The variation law of the crack width influence coefficient, μ, and the crack width, w (mm), obtained from the beam specimen series B-01 and B-02 was fitted, as shown in Figure 15. It should be noted that the A beams were not included for calculation because they did not have the D₀ value for uncracked concrete. The fitting formula was calculated with Equation (5):

$$\mu =24.195w+1,R^2=0.9709$$

(5)

To validate the accuracy of the proposed fitting formula, the chloride influence coefficients, ${\mu }_{\mathrm{cal}},$ obtained from the proposed fitting formula were compared with the chloride influence coefficients from the experimental results of this research. It is shown in Table 4 and Figure 16 that the calculated values had good agreement with the experimental values, staying within a tolerance of less than 15% for most of the specimens.

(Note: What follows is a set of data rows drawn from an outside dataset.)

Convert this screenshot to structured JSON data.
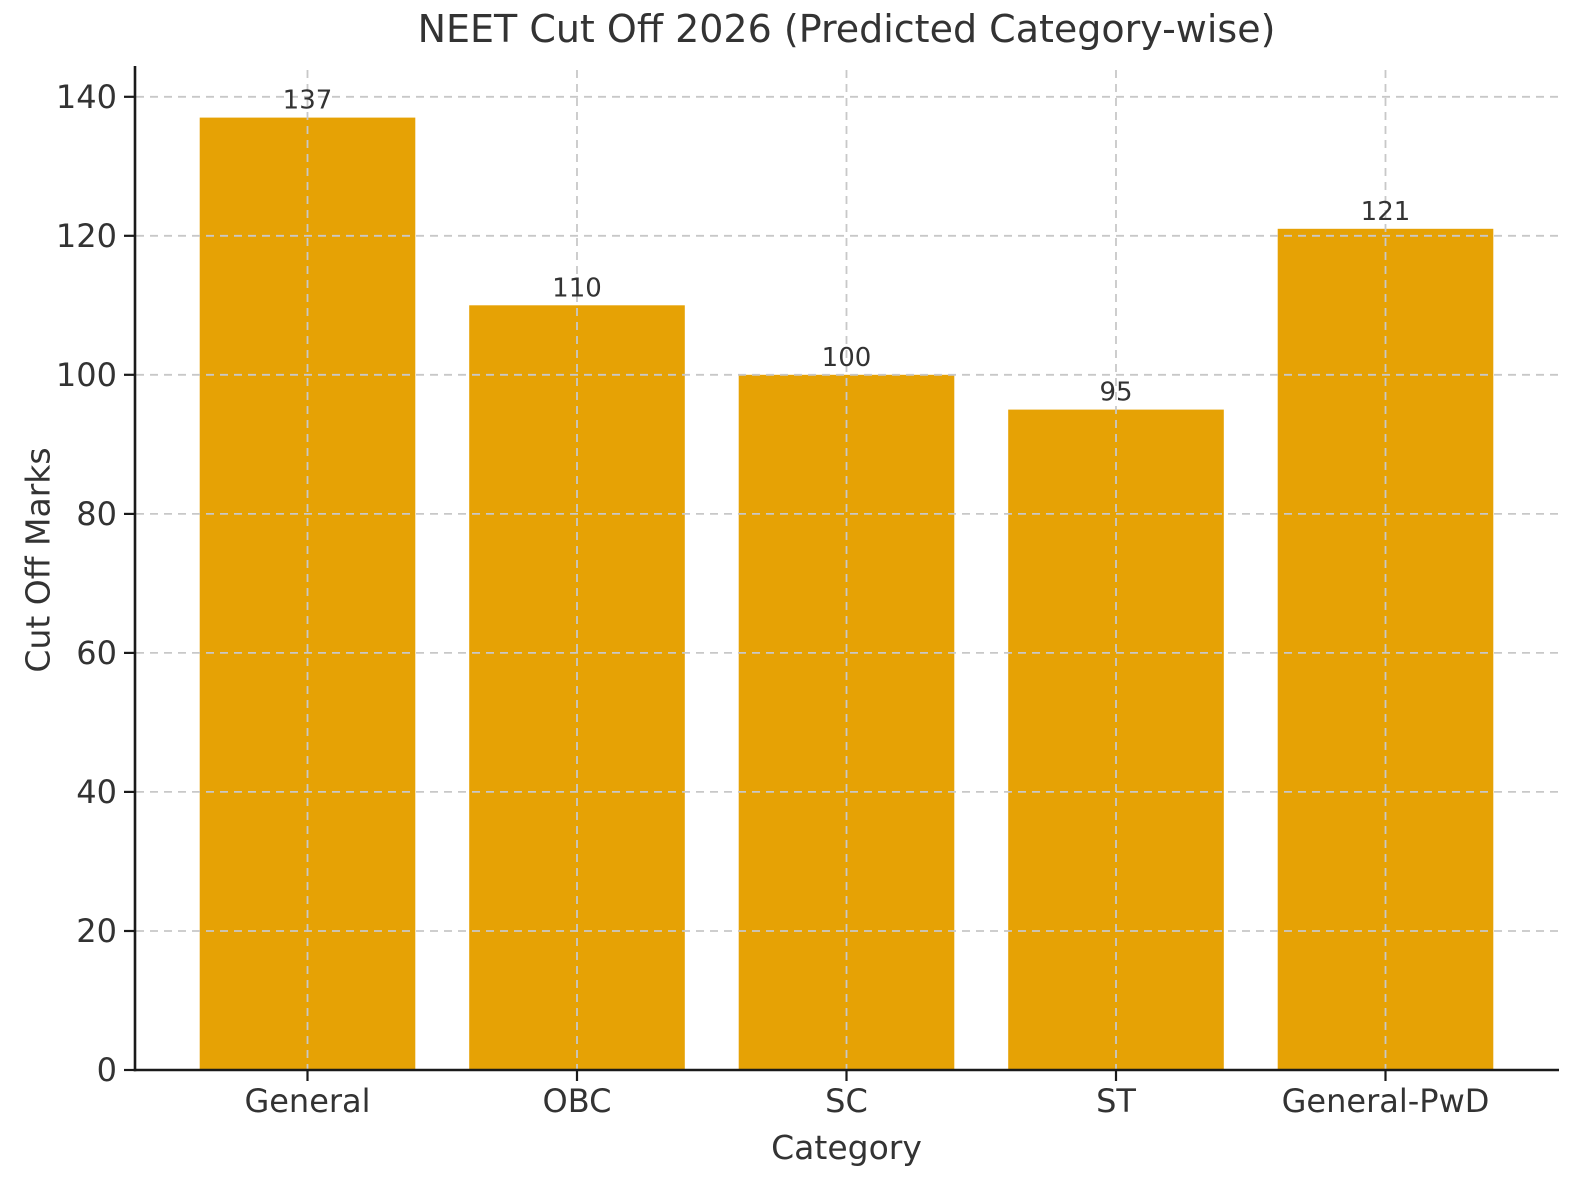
{
  "chart_data": {
    "type": "bar",
    "title": "NEET Cut Off 2026 (Predicted Category-wise)",
    "xlabel": "Category",
    "ylabel": "Cut Off Marks",
    "categories": [
      "General",
      "OBC",
      "SC",
      "ST",
      "General-PwD"
    ],
    "values": [
      137,
      110,
      100,
      95,
      121
    ],
    "value_labels": [
      "137",
      "110",
      "100",
      "95",
      "121"
    ],
    "yticks": [
      0,
      20,
      40,
      60,
      80,
      100,
      120,
      140
    ],
    "ylim": [
      0,
      143.85
    ],
    "grid": "dashed, horizontal and vertical, drawn over bars",
    "legend": "none",
    "bar_color": "#E6A205",
    "grid_color": "#c8c8c8",
    "spine_color": "#1a1a1a",
    "text_color": "#333333",
    "background_color": "#ffffff"
  }
}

However, due to the limited range of variables chosen for the specimens in the tests, it seemed reasonable to define the limits of the proposed formula. Equation (5) was applicable when the concrete crack width was lower than 0.4 mm. Thus, further studies and experimental work are required.

4. Conclusions

The influences of transverse cracks and the water–cement ratio on chloride transport in concrete in NaCl solutions under different conditions of wetting–drying cycles were experimentally investigated in this paper. The chloride penetration and nonuniform cross-sectional loss of steel bars with the influence of various transverse crack widths and wetting–drying cycles of the concrete specimens were presented and discussed.

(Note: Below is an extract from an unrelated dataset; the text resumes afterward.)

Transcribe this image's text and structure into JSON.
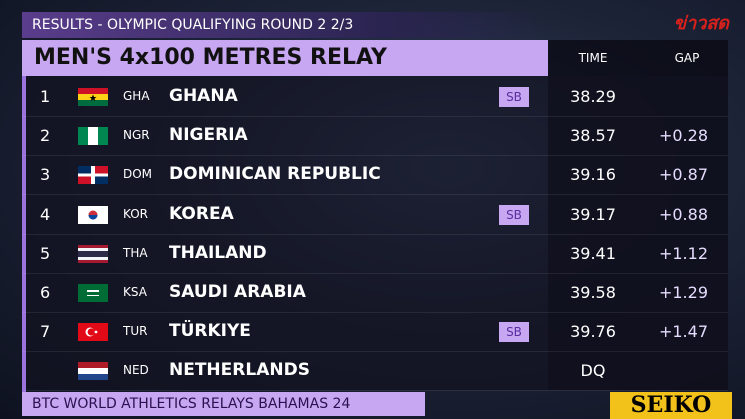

The transverse crack width played a significant role in the chloride profile. Apart from the uncracked concrete specimens, the chloride contents in all the cracked concrete B beams at the depth of the steel bar exceeded the threshold value of 0.15% (by mass of concrete) proposed in the literature. As the width of the cracks increased, the chloride concentration and penetration of the cracked concrete beam increased. However, the chloride concentration at the reinforcement position did not seem to be obviously affected by increasing the wetting–drying cycles from 182 days to 364 days.

The water–cement ratio was also an important parameter affecting the chloride content in the concrete specimens. At the steel bar position, the chloride concentrations of the A beams with a lower water–cement ratio were all less than 0.15%. In the beam specimen series B-01 (182 days) with a high water–cement ratio, the chloride concentrations at most positions were larger than 0.15%. In the beam specimen series B-02 (364 days), the chloride concentrations were all larger than 0.15%.

Only pitting corrosion was observed in the beam specimen series B-01 (182 days), while both pitting and general corrosion were observed in the beam specimen series B-02 (364 days). The most substantial cross-sectional loss of the steel bar was located near the middle part of the beam, which was the corresponding maximum moment region. In the beam specimen series B-01 beams (182 days), the average loss of the steel bar increased with increasing crack width, while for the beam specimen series B-02 (364 days), the effect of crack width on the loss was not as visible.

A model that had good agreement with the experimental values, within a tolerance of less than 15% for most of the specimens, was proposed to predict the relationship between the crack width influence coefficient, μ, and the crack width, w.